While most features have been implemented and are stable, there may be
bugs that have not been sorted out. To report bugs with the package,
please file an issue on the Github
page.
At present, idealstan is only available on Github as one
of its main dependencies, cmdstanr is also not on CRAN. To
use the package, cmdstanr must be first be set up with a
local installation of cmdstan, which is used for
estimation. To see how to install cmdstanr, see this guide. Note that the
cmdstanr default installation location should be used when
installing cmdstan.
To install this package, type the command
remotes::install_github('saudiwin/idealstan') at the R
console prompt (you first must have the remotes package
installed from CRAN for this to work). The best way to learn how the
package works is to look at the package vignettes, which can be accessed
from the package
website, especially Introduction
to Idealstan.
If you use this package, please cite the following:
Kubinec, Robert. “Generalized Ideal Point Models for Robust Measurement with Dirty Data in the Social Sciences”. SocArchiv (2024). doi:10.31219/osf.io/8j2bt.
The paper is available from this link.
This package implements IRT (item response theory) ideal point models, which are models designed for situations in which actors make strategic choices that correlate with a unidimensional scale, such as the left-right axis in American politics. Compared to traditional IRT, ideal point models use a similar parameterization (the 2-Pl variant) but without the strong assumption that all items load in the same direction (i.e., higher ability). For more information, I refer you to my paper about IRT and ideal point models, documenting many of the features in the package.
The goal of idealstan is to offer both standard
IRT/ideal point models and additional models for missing data,
time-varying ideal points and diverse responses, such as binary,
ordinal, count, continuous and positive-continuous outcomes. In
addition, idealstan uses the Stan estimation engine to
offer full Bayesian inference (with some options for approximate
inference) for all models so that every model is estimated with
uncertainty.
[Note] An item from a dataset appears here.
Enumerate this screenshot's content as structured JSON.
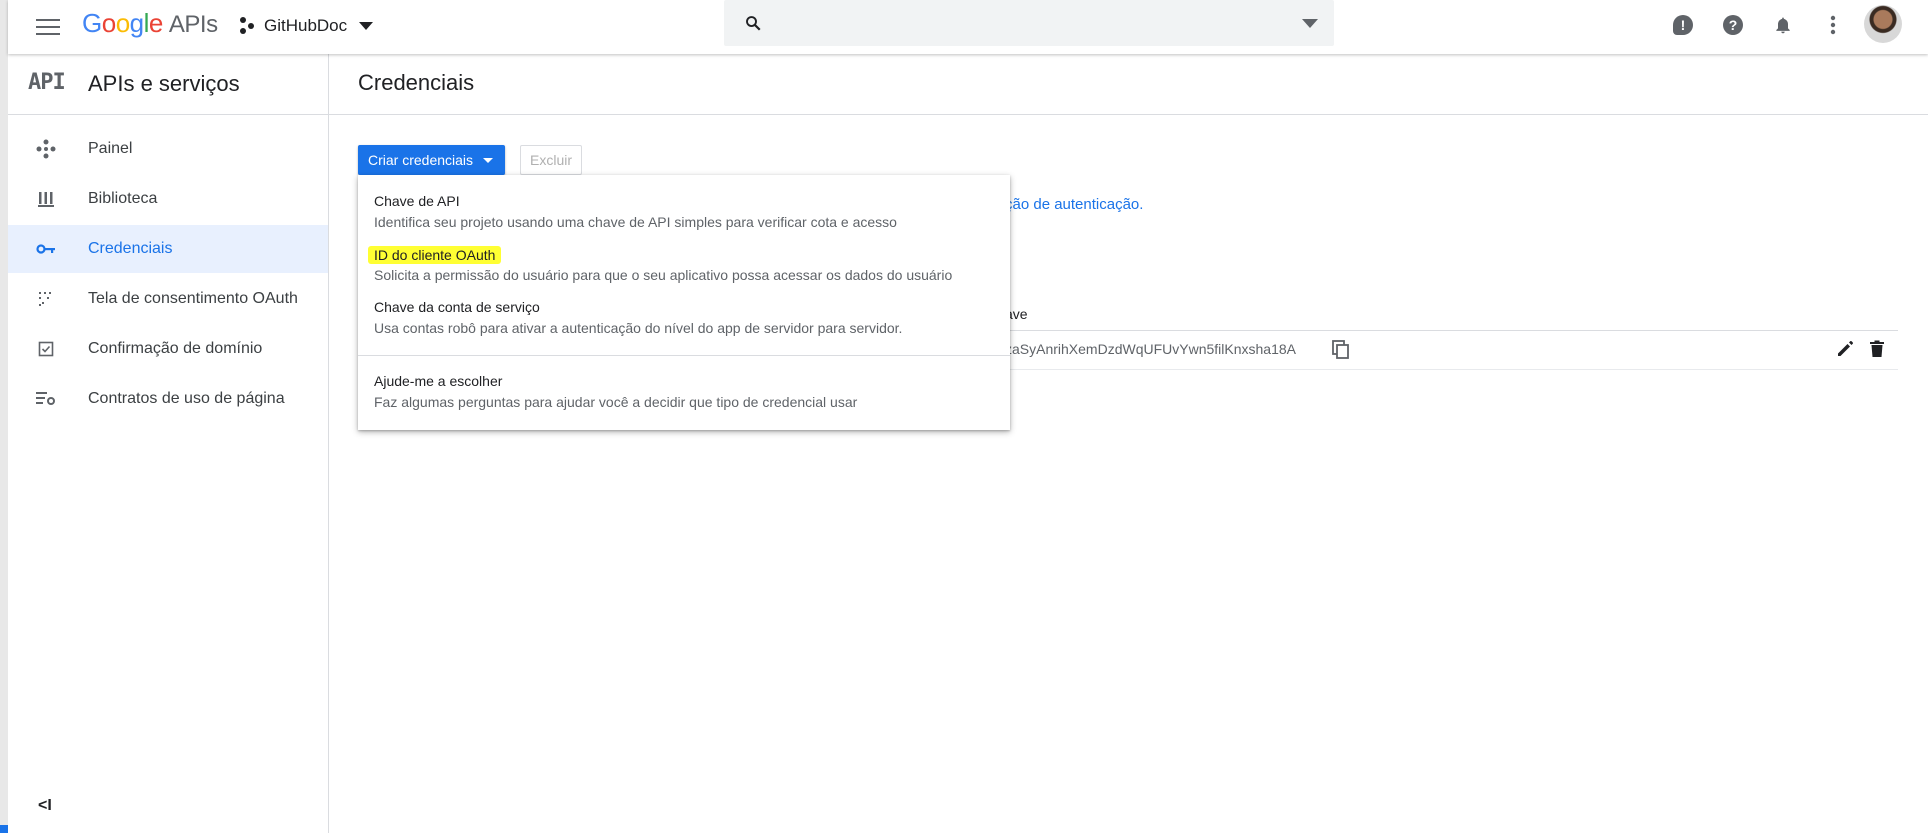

Models can also have mixed outcomes, such as discrete and
continuous responses.
The approach to handling missing data in this package is to model directly strategic censoring in observations. While this kind of missing data pattern can be found in many situations in which data is not missing at random, this particular version was developed to account for legislatures in which legislators (persons) are strategically absent for votes on bills (items). This approach to missing data can be usefully applied to many contexts in which a missing outcome is a function of the person’s ideal point (i.e., people will tend to be present in the data when the item is far away or very close to their ideal point).
The package also includes ordinal ideal point models to handle
situations in which a ranked outcome is polarizing, such as a legislator
who can vote yes, no or to abstain. Because idealstan uses
Bayesian inference, it can model any kind of ordinal data even if there
aren’t an even distribution of ordinal categories for each item.
The package also has extensive plotting functions via
ggplot2 for model parameters, particularly the legislator
(person) ideal points (ability parameters).